Tax evasion isn't the only reason to move cash, stocks and bonds offshore. People try to deter financial attack from creditors, lawyers, business partners and family members. "You want more financial privacy. Maybe your ex-wife is suing you," says Robert Bauman of the Sovereign Society, a group promoting offshore accounts. Bauman writes a regular newsletter that, he says, is e-mailed to 25,000 people.

But Web sites confirm that tax evasion is a big come-on. One boasts: "You will... be able to trade U.S. stocks, options and bonds through an offshore brokerage account, hold your asset secretly and conduct your business in a tax-free country." Another Web site provides a calculator to show the joys of skipping taxes. Consider a $100,000 investment earning 15 percent annually. Without taxes, that doubles to $201,136 after five years. A 20 percent capital-gains tax cuts profits by almost $25,000.
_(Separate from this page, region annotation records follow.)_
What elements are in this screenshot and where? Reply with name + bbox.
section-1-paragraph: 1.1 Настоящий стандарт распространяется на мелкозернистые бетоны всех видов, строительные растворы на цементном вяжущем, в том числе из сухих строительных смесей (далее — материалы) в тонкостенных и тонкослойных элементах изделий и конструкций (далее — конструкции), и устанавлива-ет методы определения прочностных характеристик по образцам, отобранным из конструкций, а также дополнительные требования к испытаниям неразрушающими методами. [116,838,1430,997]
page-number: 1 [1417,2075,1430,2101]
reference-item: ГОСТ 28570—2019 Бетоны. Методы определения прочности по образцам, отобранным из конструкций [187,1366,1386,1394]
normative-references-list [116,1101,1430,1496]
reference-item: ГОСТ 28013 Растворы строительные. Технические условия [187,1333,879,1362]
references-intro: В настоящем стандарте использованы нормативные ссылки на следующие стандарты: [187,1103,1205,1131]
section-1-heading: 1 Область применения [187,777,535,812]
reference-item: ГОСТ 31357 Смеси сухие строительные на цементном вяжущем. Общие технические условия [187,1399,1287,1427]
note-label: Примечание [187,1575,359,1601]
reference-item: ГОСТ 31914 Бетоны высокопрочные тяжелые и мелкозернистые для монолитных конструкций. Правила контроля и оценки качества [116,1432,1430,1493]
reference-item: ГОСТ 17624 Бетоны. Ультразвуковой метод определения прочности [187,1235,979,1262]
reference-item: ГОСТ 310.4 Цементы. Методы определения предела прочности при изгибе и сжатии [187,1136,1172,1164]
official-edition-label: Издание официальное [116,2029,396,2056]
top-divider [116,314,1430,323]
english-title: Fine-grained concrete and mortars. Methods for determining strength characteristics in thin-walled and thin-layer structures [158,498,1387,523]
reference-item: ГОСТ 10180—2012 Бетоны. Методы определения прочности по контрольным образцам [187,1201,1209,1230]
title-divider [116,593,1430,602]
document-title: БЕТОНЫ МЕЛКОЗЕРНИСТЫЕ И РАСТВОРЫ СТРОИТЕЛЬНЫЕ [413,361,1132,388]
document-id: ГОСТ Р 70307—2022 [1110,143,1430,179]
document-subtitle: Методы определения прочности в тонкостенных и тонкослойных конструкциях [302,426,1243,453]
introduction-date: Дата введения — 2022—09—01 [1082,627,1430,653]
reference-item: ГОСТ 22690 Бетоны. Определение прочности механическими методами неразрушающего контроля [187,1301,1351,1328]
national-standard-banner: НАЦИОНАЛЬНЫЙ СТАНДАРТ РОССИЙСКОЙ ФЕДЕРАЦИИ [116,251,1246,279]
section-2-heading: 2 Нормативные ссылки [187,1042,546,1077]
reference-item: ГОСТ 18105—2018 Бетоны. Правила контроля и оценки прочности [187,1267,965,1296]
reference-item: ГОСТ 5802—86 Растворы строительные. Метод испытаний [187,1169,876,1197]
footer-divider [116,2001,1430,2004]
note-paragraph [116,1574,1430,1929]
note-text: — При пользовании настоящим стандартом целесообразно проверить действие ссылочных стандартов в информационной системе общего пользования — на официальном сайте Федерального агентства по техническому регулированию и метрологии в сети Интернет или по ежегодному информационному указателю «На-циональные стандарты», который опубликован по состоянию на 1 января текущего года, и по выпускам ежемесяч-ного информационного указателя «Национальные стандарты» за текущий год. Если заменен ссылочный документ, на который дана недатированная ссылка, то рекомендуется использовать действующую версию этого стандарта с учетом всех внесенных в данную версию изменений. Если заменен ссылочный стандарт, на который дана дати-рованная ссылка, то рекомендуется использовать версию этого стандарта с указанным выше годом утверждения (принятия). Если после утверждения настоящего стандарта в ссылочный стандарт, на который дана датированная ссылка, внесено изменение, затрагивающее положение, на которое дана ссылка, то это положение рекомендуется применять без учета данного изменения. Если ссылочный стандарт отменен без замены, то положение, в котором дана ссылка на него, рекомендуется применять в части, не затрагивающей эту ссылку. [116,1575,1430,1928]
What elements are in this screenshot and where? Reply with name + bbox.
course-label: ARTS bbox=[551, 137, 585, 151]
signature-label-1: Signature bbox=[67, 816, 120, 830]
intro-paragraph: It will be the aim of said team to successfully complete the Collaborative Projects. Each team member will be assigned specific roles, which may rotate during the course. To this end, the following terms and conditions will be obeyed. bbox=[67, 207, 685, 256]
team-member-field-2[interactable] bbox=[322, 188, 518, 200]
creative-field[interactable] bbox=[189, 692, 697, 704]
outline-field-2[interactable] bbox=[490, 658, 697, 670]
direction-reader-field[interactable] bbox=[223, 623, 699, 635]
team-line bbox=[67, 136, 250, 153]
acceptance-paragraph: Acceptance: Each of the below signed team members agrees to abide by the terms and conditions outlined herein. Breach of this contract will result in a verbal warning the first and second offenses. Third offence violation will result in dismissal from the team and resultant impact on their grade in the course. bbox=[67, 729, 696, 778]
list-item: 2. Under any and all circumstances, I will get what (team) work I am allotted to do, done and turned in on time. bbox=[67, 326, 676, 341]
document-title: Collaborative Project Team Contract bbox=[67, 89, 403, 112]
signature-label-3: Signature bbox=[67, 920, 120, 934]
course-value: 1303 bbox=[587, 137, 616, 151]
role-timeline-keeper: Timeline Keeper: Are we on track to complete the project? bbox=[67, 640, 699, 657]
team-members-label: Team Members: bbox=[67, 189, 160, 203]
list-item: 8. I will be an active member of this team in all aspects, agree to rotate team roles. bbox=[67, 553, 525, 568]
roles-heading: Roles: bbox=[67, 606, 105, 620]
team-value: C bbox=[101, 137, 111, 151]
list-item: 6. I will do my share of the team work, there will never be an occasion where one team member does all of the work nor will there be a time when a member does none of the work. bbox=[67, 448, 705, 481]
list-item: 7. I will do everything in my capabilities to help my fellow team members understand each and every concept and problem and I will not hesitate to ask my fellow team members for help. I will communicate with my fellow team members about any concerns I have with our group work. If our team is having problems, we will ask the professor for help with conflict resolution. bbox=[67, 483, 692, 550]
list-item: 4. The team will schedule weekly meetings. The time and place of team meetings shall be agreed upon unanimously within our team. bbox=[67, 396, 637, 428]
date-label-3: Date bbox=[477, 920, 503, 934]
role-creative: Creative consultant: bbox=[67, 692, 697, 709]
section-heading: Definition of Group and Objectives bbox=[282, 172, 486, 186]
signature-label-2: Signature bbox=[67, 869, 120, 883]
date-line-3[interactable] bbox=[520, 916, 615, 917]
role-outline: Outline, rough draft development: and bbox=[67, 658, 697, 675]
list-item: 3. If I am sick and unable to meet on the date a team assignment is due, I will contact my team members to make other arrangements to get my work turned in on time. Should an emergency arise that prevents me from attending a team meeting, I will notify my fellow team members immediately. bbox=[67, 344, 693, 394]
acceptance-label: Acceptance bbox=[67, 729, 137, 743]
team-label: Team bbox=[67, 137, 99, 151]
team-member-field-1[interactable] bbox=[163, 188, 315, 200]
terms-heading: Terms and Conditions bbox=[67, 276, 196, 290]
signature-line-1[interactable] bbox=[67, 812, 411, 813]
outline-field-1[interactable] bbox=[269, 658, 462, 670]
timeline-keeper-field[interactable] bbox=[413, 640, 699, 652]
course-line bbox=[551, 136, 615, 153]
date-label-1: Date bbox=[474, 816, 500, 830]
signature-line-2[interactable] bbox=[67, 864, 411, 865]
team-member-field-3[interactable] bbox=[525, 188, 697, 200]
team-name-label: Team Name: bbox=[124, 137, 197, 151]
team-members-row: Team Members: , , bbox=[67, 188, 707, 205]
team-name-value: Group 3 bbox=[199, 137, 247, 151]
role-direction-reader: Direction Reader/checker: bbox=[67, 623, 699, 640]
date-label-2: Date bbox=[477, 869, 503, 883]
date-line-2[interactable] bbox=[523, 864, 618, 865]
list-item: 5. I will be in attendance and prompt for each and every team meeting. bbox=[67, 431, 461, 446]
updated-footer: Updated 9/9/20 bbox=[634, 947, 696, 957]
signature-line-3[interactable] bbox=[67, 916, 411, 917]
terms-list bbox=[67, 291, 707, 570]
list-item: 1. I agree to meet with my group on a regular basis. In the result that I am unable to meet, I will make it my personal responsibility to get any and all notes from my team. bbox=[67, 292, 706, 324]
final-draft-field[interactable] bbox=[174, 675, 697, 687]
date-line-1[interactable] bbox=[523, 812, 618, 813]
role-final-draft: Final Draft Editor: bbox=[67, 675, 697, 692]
A successful tax system depends on trust. People must believe that most others obey the rules. The perception of evasion will stimulate more evasion. No one wants to be the last patsy. The danger of a flight to tax havens--like any major evasion--is that it will erode trust and reduce compliance. One reason that tax havens seem tempting is that IRS enforcement is widely regarded as toothless. "Who's scared of the IRS anymore?" asks a tax specialist at a big accounting firm. "Who do you know who was audited?" In 1979, the IRS audited 2.11 percent of individual returns; in 2000, the audit rate was only 0.49 percent.

Perhaps this is changing. The IRS has successfully gone to court to get Visa to turn over records of offshore card accounts. Presumably these will be screened for evidence of illegally hidden funds. Pressure is also growing on tax havens. "The worst thing to happen to them was September 11," says Tom Field of Tax Analysts, a nonpartisan group, because secret accounts also finance terrorist groups. The U.S. Treasury is demanding more openness. The Organization for Economic Cooperation and Development in Paris is negotiating to curb secrecy in more than 40 havens. What we now have is a struggle between financial promoters (who want to expand tax havens) and government bureaucrats (who want to shrink them). This is one contest the bureaucrats ought to win.